Our doctor reiterated that I had been on the highest drugs possible but had been a 'poor responder'. She then asked what we wanted to do. Did we wanted to try again or did we want to move onto next steps. 

We decided that we wanted to try a couple more times before moving on and using an embryo from another couple.

I guess I had been hoping for some enthusiasm from her, but we really didn't get any. ( I understand that she deals with infertile couples constantly and that she can't guarantee anything, but a little bit of optimism would have been appreciated.)

After the appointment I was feeling really defeated and guilty. As I have mentioned before, I have struggled with the fact that I may be preventing Chris from having his own biological child. 

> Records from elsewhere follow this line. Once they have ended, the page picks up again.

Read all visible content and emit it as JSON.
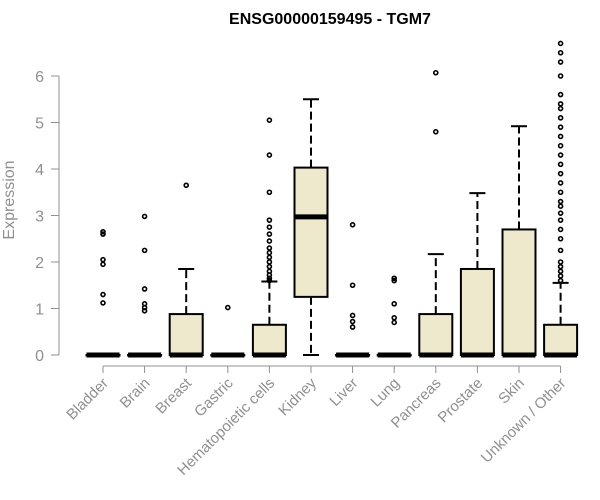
{
  "chart_data": {
    "type": "box",
    "title": "ENSG00000159495 - TGM7",
    "xlabel": "",
    "ylabel": "Expression",
    "ylim": [
      0,
      6.8
    ],
    "yticks": [
      "0",
      "1",
      "2",
      "3",
      "4",
      "5",
      "6"
    ],
    "grid": false,
    "legend": "none",
    "colors": {
      "box_fill": "#EEE8CD",
      "stroke": "#000000",
      "axis_text": "#909090",
      "title": "#000000"
    },
    "categories": [
      "Bladder",
      "Brain",
      "Breast",
      "Gastric",
      "Hematopoietic cells",
      "Kidney",
      "Liver",
      "Lung",
      "Pancreas",
      "Prostate",
      "Skin",
      "Unknown / Other"
    ],
    "boxes": [
      {
        "category": "Bladder",
        "min": 0,
        "q1": 0,
        "median": 0,
        "q3": 0,
        "max": 0,
        "outliers": [
          1.12,
          1.3,
          1.95,
          2.05,
          2.6,
          2.65
        ]
      },
      {
        "category": "Brain",
        "min": 0,
        "q1": 0,
        "median": 0,
        "q3": 0,
        "max": 0,
        "outliers": [
          0.95,
          1.02,
          1.1,
          1.42,
          2.25,
          2.98
        ]
      },
      {
        "category": "Breast",
        "min": 0,
        "q1": 0,
        "median": 0,
        "q3": 0.88,
        "max": 1.85,
        "outliers": [
          3.65
        ]
      },
      {
        "category": "Gastric",
        "min": 0,
        "q1": 0,
        "median": 0,
        "q3": 0,
        "max": 0,
        "outliers": [
          1.02
        ]
      },
      {
        "category": "Hematopoietic cells",
        "min": 0,
        "q1": 0,
        "median": 0,
        "q3": 0.65,
        "max": 1.58,
        "outliers": [
          1.6,
          1.65,
          1.72,
          1.8,
          1.9,
          2.0,
          2.1,
          2.2,
          2.3,
          2.45,
          2.6,
          2.75,
          2.9,
          3.5,
          4.3,
          5.05
        ]
      },
      {
        "category": "Kidney",
        "min": 0,
        "q1": 1.25,
        "median": 2.97,
        "q3": 4.03,
        "max": 5.5,
        "outliers": []
      },
      {
        "category": "Liver",
        "min": 0,
        "q1": 0,
        "median": 0,
        "q3": 0,
        "max": 0,
        "outliers": [
          0.6,
          0.72,
          0.85,
          1.5,
          2.8
        ]
      },
      {
        "category": "Lung",
        "min": 0,
        "q1": 0,
        "median": 0,
        "q3": 0,
        "max": 0,
        "outliers": [
          0.7,
          0.8,
          1.1,
          1.6,
          1.65
        ]
      },
      {
        "category": "Pancreas",
        "min": 0,
        "q1": 0,
        "median": 0,
        "q3": 0.88,
        "max": 2.17,
        "outliers": [
          4.8,
          6.07
        ]
      },
      {
        "category": "Prostate",
        "min": 0,
        "q1": 0,
        "median": 0,
        "q3": 1.85,
        "max": 3.48,
        "outliers": []
      },
      {
        "category": "Skin",
        "min": 0,
        "q1": 0,
        "median": 0,
        "q3": 2.7,
        "max": 4.92,
        "outliers": []
      },
      {
        "category": "Unknown / Other",
        "min": 0,
        "q1": 0,
        "median": 0,
        "q3": 0.65,
        "max": 1.55,
        "outliers": [
          1.6,
          1.7,
          1.8,
          1.9,
          2.0,
          2.25,
          2.5,
          2.7,
          2.9,
          3.05,
          3.2,
          3.3,
          3.5,
          3.7,
          3.9,
          4.1,
          4.3,
          4.5,
          4.7,
          4.9,
          5.1,
          5.3,
          5.4,
          5.6,
          6.0,
          6.3,
          6.5,
          6.7
        ]
      }
    ]
  }
}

The one blessing that came out of all this was that Chris and I had a really good discussion after we got home. I asked him if we weren't able to get pregnant if he would want for us to use an egg from my sister, or a stranger, so that it would be his own biological child. Without hesitation, Chris responded no because no matter what it would be OUR child and he didn't care if it had our DNA. 

As my good friend Jane said, I picked a good one!

I can't even begin to express how much stress lifted off of me. 

So here we are starting our second round. I've had my first blood work and ultrasound which turned out ok. I have a cyst on my left ovary, however, it isn't producing estrogen so we were good to go. 

I've taken two days of shots and have my next blood work and ultrasound on Wednesday. Here's hoping for better results this time around.

Wednesday 9 September 2015

You're Doing What?

I have had a lot of strong reactions when I've told people that I am eating 'vegan'. I've heard every comment from: 'why,' 'are you crazy,' the ever popular 'I could never do that,' and I even got one 'that's awesome'!

Most people are very supportive when I explain that I am doing it for health reasons.

I have been eating 'vegan' for just over a month and so far it has been going really well. Pinterest has been amazing. I honestly don't know if I would have been able to do it without all the delicous recipes I have been able to find. I especially love all the curries!

Eating out hasn't been as difficult as I thought it would be. I've been out a few times now and each time I was able to easily find something that I thought was vegan. (There are normally vegetarian options at most restaurants and Asian restaurants are especially easy.)

I am hoping that by eating vegan I will be able to lower my blood pressure and make my body strong and healthy so that hopefully we will have better chances for our next IVF/IUI round.

Now that I have my eating organized and under control, I've also started working out again. I find working out in the morning works best because, to be honest, by the time I get home from work, make supper and clean up I'm exhausted!

* I need to clarify that although I am not eating any meat, fish or dairy products I am not necessarily eating vegan. For example: I just found out that most wines use animal products in their fining process. I having been using the term vegan because I didn't realize or understand the many facets of veganism.









Saturday 5 September 2015

Have You Ever Thought About Adoption?

While going through this process Chris and I have had several friends 
and family members ask us if we have considered adoption.

And the truth is yes we have considered adoption, but we are just not ready to give up the hope of having our own biological child.

I remember when I was younger thinking that if I wasn't able to have a child of my own I would just adopt. As if it would be an easy decision with no emotional baggage. 

How neive I was.

So for now we are planning to try at least another couple of attempts of IVF or IUI depending on how my body reacts.

If it doesn't work out for us then we have a few different options:

* Using the donated embryo of another couple 
* Adoption
* Live without children

At this moment we are thinking that we would like to try using the donated embryo of another couple. Although, the child would not be biologically ours, I would carry the child and there seems like there would be a lot less legal issues. 

As with everything in life this is a journey and we don't know what tomorrow will bring so we just keep taking it one step at a time.